Probability question, cross post

[CallMeIshmael]

I posted this in SMP.. after having written it out, I realize it probably belongs here, so Ill post here. Ill leave it over there since it seems the two forums to inter mingle too much.

OK, imagine you are playing a game against one person

You are both going to be dealt a number. Your number is is going to be in the range [50,100], and will be any real number, from an identically distributed continous variable.

The opponent will be dealt a number. There is a 30% chance that his number will be taken from [0,50] and a 70% chance from [50, 100]. (again, assume random continous, with a constantly increasing integral over the two ranges).

What are the chances that my number is going to be higher?

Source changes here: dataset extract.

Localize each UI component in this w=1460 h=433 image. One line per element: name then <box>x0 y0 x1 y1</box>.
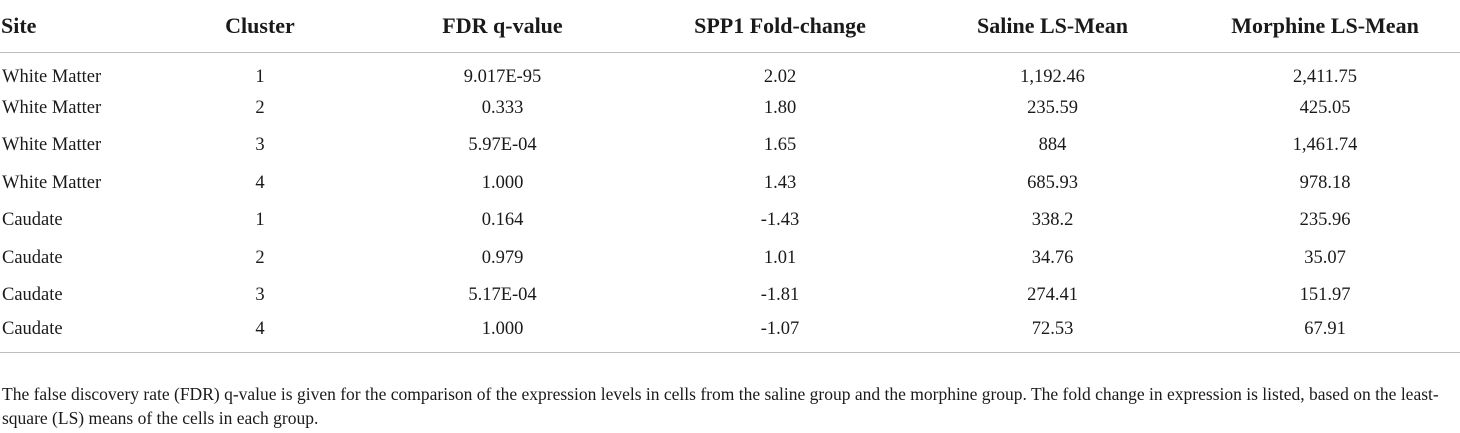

This seems easy, 30% + (1/2)70% = 65%.


Now, suppose I am playing against two players. The first has the same distribution as my opponent above, and the second is 60% chance to be taken from [50,100] and 40% from [0,50].

What are the chances that I am dealt a higher number than both?

One way to do it, is: (0.3)*(0.4) + 1/2(0.3)*(0.6) + 1/2(0.7)*(0.4) + 1/3(0.7)*(0.6)

(the first term represents the times when both of their numbers are in the [0,50] range, the second and third are when exactly one opponent has a chance to beat you, and the fourth occurs when both are in the [50,100] range)

But, as you add more players (say, third, fourth and fifth), the above method a breaking it down into discreet categories becomes rather long.

Im wondering if there is a better way to do this.


Specifically, we should be able to break this down into a formula such as:


P(highest number) = prob(beating p1)*prob(beating p2|beaten p1)*prob(beating p3|beaten p1,p2)...


Can anyone come up with a formula for prob(pN|beaten p1..N-1)??

thanks

[pzhon]

[ QUOTE ]
as you add more players (say, third, fourth and fifth), the above method a breaking it down into discreet categories becomes rather long.

[/ QUOTE ]
Not really.

Let p_i be the probability player i is a contender (in [50,100]).

Product ((1-p_i)+p_i x)

is a generating polynomial for the number of contenders you face. The coefficient of x^n is the probability there are exactly n contenders.

The probability you win when there are n contenders is 1/(n+1). Conveniently, the probability you win is the integral of the above polynomial from 0 to 1. I don't know of a simpler method.

This isn't just a trick. The product evaluated at x=X is the conditional probability that you win when your number is X of the way from 50 to 100. The incremental conditional probabilities are a mess to work out uwithout this conditional probability.

[AaronBrown]

pzhon is correct but if everyone has the same chance of having a number from 50 to 100, and all the events are independent, it's not too bad. If there are k other players, each with chance p of being in 50 to 100, your chance of winning is the sum from i = 0 to k of:

C(k,i)*p^i*(1-p)^(k-i)/(i+1)

Which is 1/[p*(k+1)] times the sum from i = 0 to k of:

= C(k+1,i+1)*p^(i+1)*(1-p)*(k-i)

The sum is the sum from j = 1 to k+1 of:

C(k+1,j)*p^j*(1-p)^(k+1-j)
= 1- (1-p)^(k+1)

So the answer is:

[1 - (1-p)^(k+1)]/[p*(k+1)]

If the p's are not equal, but there are a lot of them without too much variation, you might get a decent approximation by putting an average p into the formula above; or take the average using the maximum and minimum p's.